ふと思い立ったその先は、京都ではなかった。
軽い気持ちで決めた、初めてのインドへの旅。しかも、一人旅だ。
2020年2月、僕はデリーの空港に降り立った。
蒸し暑い風、砂埃で濁り切った空気、おびただしい人数の客引き・・。
空港を出てすぐに、それまでは見聞きしていただけの「インドらしさ」を存分に浴び倒した僕。
旅特有の高揚感に浸るのに、長い時間はかからなかった。
まずはUberに乗り、予約していたホテルにチェックイン。
民族衣装を身にまとったインド美女が部屋まで案内してくれ、謎の赤い塗料をおでこに塗ってくれた。
鏡の中には、「インドに浮かれてるアジア人」のお手本みたいなやつがいた。
さらに、その美女はウェルカムチャイまで出してくれた。
「ウェルカムといえばシャンパン」という、港区女子みたいな思考(偏見だ)とは対局にいる僕でも、このホスピタリティには感激した。
いいぞ、到着からここまでは、極めて順調だ。
誰だ、「インドは難易度が高い。ましてや一人旅なんて、やめておけ」なんて言ったやつは。
気を良くした僕は、すぐさま街へと出た。
ちなみに僕には友達がいないので、「なんて言ったやつ」、なんてやつはいない。
まずは、翌朝向かうタージマハル行きの電車のチケットを買うために、ニューデリー駅へ。

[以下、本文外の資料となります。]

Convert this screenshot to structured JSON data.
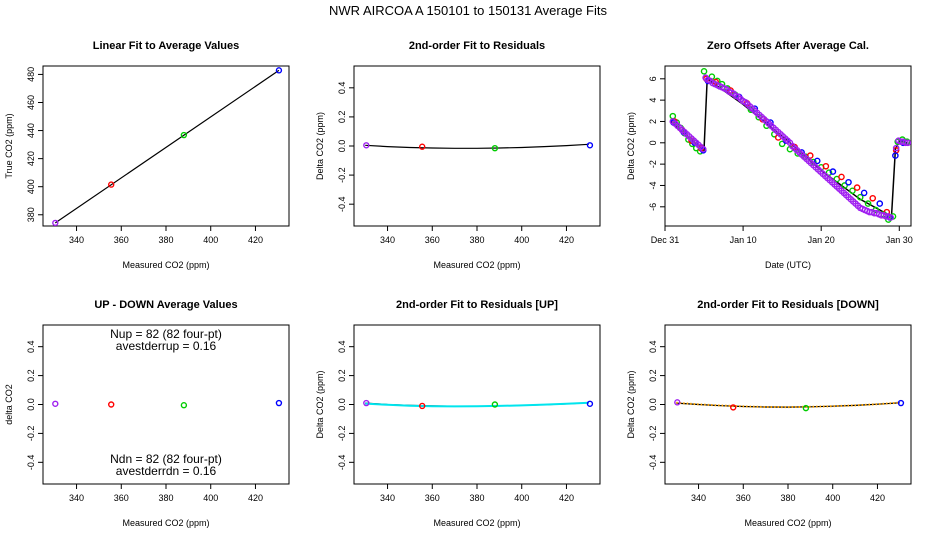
{
  "page_title": "NWR   AIRCOA A   150101 to 150131   Average Fits",
  "colors": {
    "purple": "#a020f0",
    "red": "#ff0000",
    "green": "#00cc00",
    "blue": "#0000ff",
    "cyan": "#00e5ee",
    "orange": "#ffa500",
    "black": "#000000"
  },
  "chart_data": [
    {
      "id": "linear",
      "type": "scatter",
      "title": "Linear Fit to Average Values",
      "xlabel": "Measured CO2 (ppm)",
      "ylabel": "True CO2 (ppm)",
      "xlim": [
        325,
        435
      ],
      "ylim": [
        372,
        486
      ],
      "xticks": [
        340,
        360,
        380,
        400,
        420
      ],
      "yticks": [
        380,
        400,
        420,
        440,
        460,
        480
      ],
      "series": [
        {
          "name": "fit",
          "style": "line",
          "color": "#000000",
          "x": [
            330.5,
            430.5
          ],
          "y": [
            374.2,
            482.9
          ]
        },
        {
          "name": "standards",
          "style": "points",
          "x": [
            330.5,
            355.5,
            388,
            430.5
          ],
          "y": [
            374.2,
            401.5,
            436.8,
            482.9
          ],
          "colors": [
            "#a020f0",
            "#ff0000",
            "#00cc00",
            "#0000ff"
          ]
        }
      ]
    },
    {
      "id": "residuals",
      "type": "scatter",
      "title": "2nd-order Fit to Residuals",
      "xlabel": "Measured CO2 (ppm)",
      "ylabel": "Delta CO2 (ppm)",
      "xlim": [
        325,
        435
      ],
      "ylim": [
        -0.55,
        0.55
      ],
      "xticks": [
        340,
        360,
        380,
        400,
        420
      ],
      "yticks": [
        -0.4,
        -0.2,
        0.0,
        0.2,
        0.4
      ],
      "ytick_labels": [
        "-0.4",
        "-0.2",
        "0.0",
        "0.2",
        "0.4"
      ],
      "series": [
        {
          "name": "fit",
          "style": "line",
          "color": "#000000",
          "x": [
            330,
            340,
            350,
            360,
            370,
            380,
            390,
            400,
            410,
            420,
            430
          ],
          "y": [
            0.005,
            -0.004,
            -0.01,
            -0.014,
            -0.016,
            -0.016,
            -0.014,
            -0.01,
            -0.004,
            0.003,
            0.012
          ]
        },
        {
          "name": "standards",
          "style": "points",
          "x": [
            330.5,
            355.5,
            388,
            430.5
          ],
          "y": [
            0.005,
            -0.005,
            -0.015,
            0.005
          ],
          "colors": [
            "#a020f0",
            "#ff0000",
            "#00cc00",
            "#0000ff"
          ]
        }
      ]
    },
    {
      "id": "zero-offsets",
      "type": "scatter",
      "title": "Zero Offsets After Average Cal.",
      "xlabel": "Date (UTC)",
      "ylabel": "Delta CO2 (ppm)",
      "xlim": [
        0,
        31.5
      ],
      "ylim": [
        -7.8,
        7.2
      ],
      "xticks": [
        0,
        10,
        20,
        30
      ],
      "xtick_labels": [
        "Dec 31",
        "Jan 10",
        "Jan 20",
        "Jan 30"
      ],
      "yticks": [
        -6,
        -4,
        -2,
        0,
        2,
        4,
        6
      ],
      "series": [
        {
          "name": "green",
          "style": "points",
          "color": "#00cc00",
          "x": [
            1,
            1.5,
            2,
            2.5,
            3,
            3.5,
            4,
            4.5,
            5,
            6,
            6.7,
            7.3,
            8,
            9,
            10,
            11,
            12,
            13,
            14,
            15,
            16,
            17,
            18,
            19,
            20,
            21,
            22,
            23,
            24,
            25,
            26,
            27,
            28,
            28.6,
            29.2,
            29.8,
            30.4,
            31
          ],
          "y": [
            2.5,
            1.9,
            1.4,
            0.9,
            0.3,
            -0.1,
            -0.5,
            -0.8,
            6.7,
            6.2,
            5.8,
            5.5,
            5.1,
            4.5,
            3.9,
            3.1,
            2.4,
            1.6,
            0.8,
            -0.1,
            -0.6,
            -1.0,
            -1.3,
            -1.8,
            -2.3,
            -2.8,
            -3.4,
            -4.0,
            -4.5,
            -5.1,
            -5.7,
            -6.3,
            -6.7,
            -7.2,
            -6.9,
            0.1,
            0.3,
            0.1
          ]
        },
        {
          "name": "red",
          "style": "points",
          "color": "#ff0000",
          "x": [
            1.2,
            2.2,
            3.4,
            4.6,
            5.3,
            6.5,
            8.4,
            10.5,
            12.5,
            14.5,
            16.6,
            18.6,
            20.6,
            22.6,
            24.6,
            26.6,
            28.4,
            29.6
          ],
          "y": [
            2.0,
            1.2,
            0.2,
            -0.5,
            6.0,
            5.7,
            4.9,
            3.7,
            2.2,
            0.5,
            -0.4,
            -1.2,
            -2.2,
            -3.2,
            -4.2,
            -5.2,
            -6.5,
            -0.7
          ]
        },
        {
          "name": "blue",
          "style": "points",
          "color": "#0000ff",
          "x": [
            1.1,
            2.4,
            3.8,
            4.9,
            5.5,
            7.0,
            9.5,
            11.5,
            13.5,
            15.5,
            17.5,
            19.5,
            21.5,
            23.5,
            25.5,
            27.5,
            28.8,
            29.5,
            30.5
          ],
          "y": [
            1.9,
            1.0,
            0.0,
            -0.7,
            5.8,
            5.3,
            4.3,
            3.2,
            1.9,
            0.2,
            -0.9,
            -1.7,
            -2.7,
            -3.7,
            -4.7,
            -5.7,
            -7.0,
            -1.2,
            0.0
          ]
        },
        {
          "name": "purple",
          "style": "points",
          "color": "#a020f0",
          "x": [
            1,
            1.3,
            1.6,
            1.9,
            2.2,
            2.5,
            2.8,
            3.1,
            3.4,
            3.7,
            4,
            4.3,
            4.6,
            4.9,
            5.2,
            5.5,
            5.8,
            6.1,
            6.4,
            6.7,
            7,
            7.3,
            7.6,
            7.9,
            8.2,
            8.5,
            8.8,
            9.1,
            9.4,
            9.7,
            10,
            10.3,
            10.6,
            10.9,
            11.2,
            11.5,
            11.8,
            12.1,
            12.4,
            12.7,
            13,
            13.3,
            13.6,
            13.9,
            14.2,
            14.5,
            14.8,
            15.1,
            15.4,
            15.7,
            16,
            16.3,
            16.6,
            16.9,
            17.2,
            17.5,
            17.8,
            18.1,
            18.4,
            18.7,
            19,
            19.3,
            19.6,
            19.9,
            20.2,
            20.5,
            20.8,
            21.1,
            21.4,
            21.7,
            22,
            22.3,
            22.6,
            22.9,
            23.2,
            23.5,
            23.8,
            24.1,
            24.4,
            24.7,
            25,
            25.3,
            25.6,
            25.9,
            26.2,
            26.5,
            26.8,
            27.1,
            27.4,
            27.7,
            28,
            28.3,
            28.6,
            28.9,
            29.6,
            29.9,
            30.2,
            30.5,
            30.8,
            31.1
          ],
          "y": [
            2.0,
            1.8,
            1.6,
            1.4,
            1.2,
            1.0,
            0.8,
            0.6,
            0.4,
            0.2,
            0.0,
            -0.2,
            -0.4,
            -0.6,
            6.1,
            5.9,
            5.8,
            5.6,
            5.5,
            5.4,
            5.3,
            5.2,
            5.1,
            5.0,
            4.8,
            4.7,
            4.6,
            4.4,
            4.3,
            4.1,
            3.9,
            3.8,
            3.6,
            3.4,
            3.2,
            3.0,
            2.8,
            2.6,
            2.4,
            2.2,
            2.0,
            1.8,
            1.6,
            1.4,
            1.2,
            1.0,
            0.8,
            0.6,
            0.4,
            0.2,
            0.0,
            -0.3,
            -0.5,
            -0.7,
            -0.9,
            -1.1,
            -1.3,
            -1.5,
            -1.7,
            -1.9,
            -2.1,
            -2.3,
            -2.5,
            -2.7,
            -2.9,
            -3.1,
            -3.3,
            -3.5,
            -3.7,
            -3.9,
            -4.1,
            -4.3,
            -4.5,
            -4.7,
            -4.9,
            -5.1,
            -5.3,
            -5.5,
            -5.7,
            -5.9,
            -6.1,
            -6.2,
            -6.3,
            -6.4,
            -6.5,
            -6.5,
            -6.6,
            -6.6,
            -6.7,
            -6.8,
            -6.8,
            -6.9,
            -6.9,
            -7.0,
            -0.5,
            0.2,
            0.1,
            0.1,
            0.0,
            0.0
          ]
        },
        {
          "name": "trend",
          "style": "line",
          "color": "#000000",
          "x": [
            1,
            5,
            5.4,
            10,
            16,
            20,
            25,
            29,
            29.5,
            30,
            31
          ],
          "y": [
            1.8,
            -0.7,
            6.0,
            3.6,
            0.0,
            -2.6,
            -5.3,
            -6.9,
            -0.6,
            0.2,
            0.0
          ]
        }
      ]
    },
    {
      "id": "updown",
      "type": "scatter",
      "title": "UP - DOWN Average Values",
      "xlabel": "Measured CO2 (ppm)",
      "ylabel": "delta CO2",
      "xlim": [
        325,
        435
      ],
      "ylim": [
        -0.55,
        0.55
      ],
      "xticks": [
        340,
        360,
        380,
        400,
        420
      ],
      "yticks": [
        -0.4,
        -0.2,
        0.0,
        0.2,
        0.4
      ],
      "ytick_labels": [
        "-0.4",
        "-0.2",
        "0.0",
        "0.2",
        "0.4"
      ],
      "annotations": [
        "Nup = 82 (82 four-pt)",
        "avestderrup =  0.16",
        "Ndn = 82 (82 four-pt)",
        "avestderrdn =  0.16"
      ],
      "series": [
        {
          "name": "standards",
          "style": "points",
          "x": [
            330.5,
            355.5,
            388,
            430.5
          ],
          "y": [
            0.005,
            0.0,
            -0.005,
            0.01
          ],
          "colors": [
            "#a020f0",
            "#ff0000",
            "#00cc00",
            "#0000ff"
          ]
        }
      ]
    },
    {
      "id": "residuals-up",
      "type": "scatter",
      "title": "2nd-order Fit to Residuals [UP]",
      "xlabel": "Measured CO2 (ppm)",
      "ylabel": "Delta CO2 (ppm)",
      "xlim": [
        325,
        435
      ],
      "ylim": [
        -0.55,
        0.55
      ],
      "xticks": [
        340,
        360,
        380,
        400,
        420
      ],
      "yticks": [
        -0.4,
        -0.2,
        0.0,
        0.2,
        0.4
      ],
      "ytick_labels": [
        "-0.4",
        "-0.2",
        "0.0",
        "0.2",
        "0.4"
      ],
      "series": [
        {
          "name": "fit-black",
          "style": "line",
          "color": "#000000",
          "x": [
            330,
            340,
            350,
            360,
            370,
            380,
            390,
            400,
            410,
            420,
            430
          ],
          "y": [
            0.01,
            0.0,
            -0.006,
            -0.01,
            -0.012,
            -0.012,
            -0.01,
            -0.006,
            -0.002,
            0.004,
            0.012
          ]
        },
        {
          "name": "fit-cyan",
          "style": "line",
          "color": "#00e5ee",
          "x": [
            330,
            340,
            350,
            360,
            370,
            380,
            390,
            400,
            410,
            420,
            430
          ],
          "y": [
            0.006,
            -0.002,
            -0.008,
            -0.012,
            -0.013,
            -0.012,
            -0.01,
            -0.006,
            -0.001,
            0.005,
            0.012
          ]
        },
        {
          "name": "standards",
          "style": "points",
          "x": [
            330.5,
            355.5,
            388,
            430.5
          ],
          "y": [
            0.01,
            -0.01,
            0.0,
            0.005
          ],
          "colors": [
            "#a020f0",
            "#ff0000",
            "#00cc00",
            "#0000ff"
          ]
        }
      ]
    },
    {
      "id": "residuals-down",
      "type": "scatter",
      "title": "2nd-order Fit to Residuals [DOWN]",
      "xlabel": "Measured CO2 (ppm)",
      "ylabel": "Delta CO2 (ppm)",
      "xlim": [
        325,
        435
      ],
      "ylim": [
        -0.55,
        0.55
      ],
      "xticks": [
        340,
        360,
        380,
        400,
        420
      ],
      "yticks": [
        -0.4,
        -0.2,
        0.0,
        0.2,
        0.4
      ],
      "ytick_labels": [
        "-0.4",
        "-0.2",
        "0.0",
        "0.2",
        "0.4"
      ],
      "series": [
        {
          "name": "fit-black",
          "style": "line",
          "color": "#000000",
          "x": [
            330,
            340,
            350,
            360,
            370,
            380,
            390,
            400,
            410,
            420,
            430
          ],
          "y": [
            0.01,
            0.0,
            -0.008,
            -0.014,
            -0.017,
            -0.018,
            -0.016,
            -0.012,
            -0.006,
            0.002,
            0.012
          ]
        },
        {
          "name": "fit-orange",
          "style": "dotted-line",
          "color": "#ffa500",
          "x": [
            330,
            340,
            350,
            360,
            370,
            380,
            390,
            400,
            410,
            420,
            430
          ],
          "y": [
            0.012,
            0.001,
            -0.007,
            -0.013,
            -0.017,
            -0.018,
            -0.016,
            -0.012,
            -0.006,
            0.002,
            0.013
          ]
        },
        {
          "name": "standards",
          "style": "points",
          "x": [
            330.5,
            355.5,
            388,
            430.5
          ],
          "y": [
            0.015,
            -0.02,
            -0.025,
            0.01
          ],
          "colors": [
            "#a020f0",
            "#ff0000",
            "#00cc00",
            "#0000ff"
          ]
        }
      ]
    }
  ]
}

ところが、どこをどう探しても、ネットで調べたその切符売場が見つけられない。
数十分さまよって分かったのは、どうやら日本で言うところの、「JRとメトロの駅が別々でめっちゃ離れてる」的なトラップだったようだが、無事にたどり着き、チケットを買うことができた。
この旅初めての想定外だ。だが、「旅の醍醐味は想定外にこそある」、なんて名言めいたモットーを持つ僕としては、むしろその「旅らしさ」にテンションを上げてさえいた。
そろそろ夕食にしよう。インド旅行、初めての食事だ。
やはり「これぞインド」的なものが食べたい。ガイドブックをめくる僕の目に、ある文言が飛び込んできた。
「タンドリーチキン発祥の店」。
これだ、これしかない。インド一食目にふさわしい肩書だ。
僕はすぐにUberを呼び、その店に向かった。
インド一食目は素晴らしいものだった。看板のタンドリーチキンはもちろん、カレーにナン、ラッシーまでが全て美味かった。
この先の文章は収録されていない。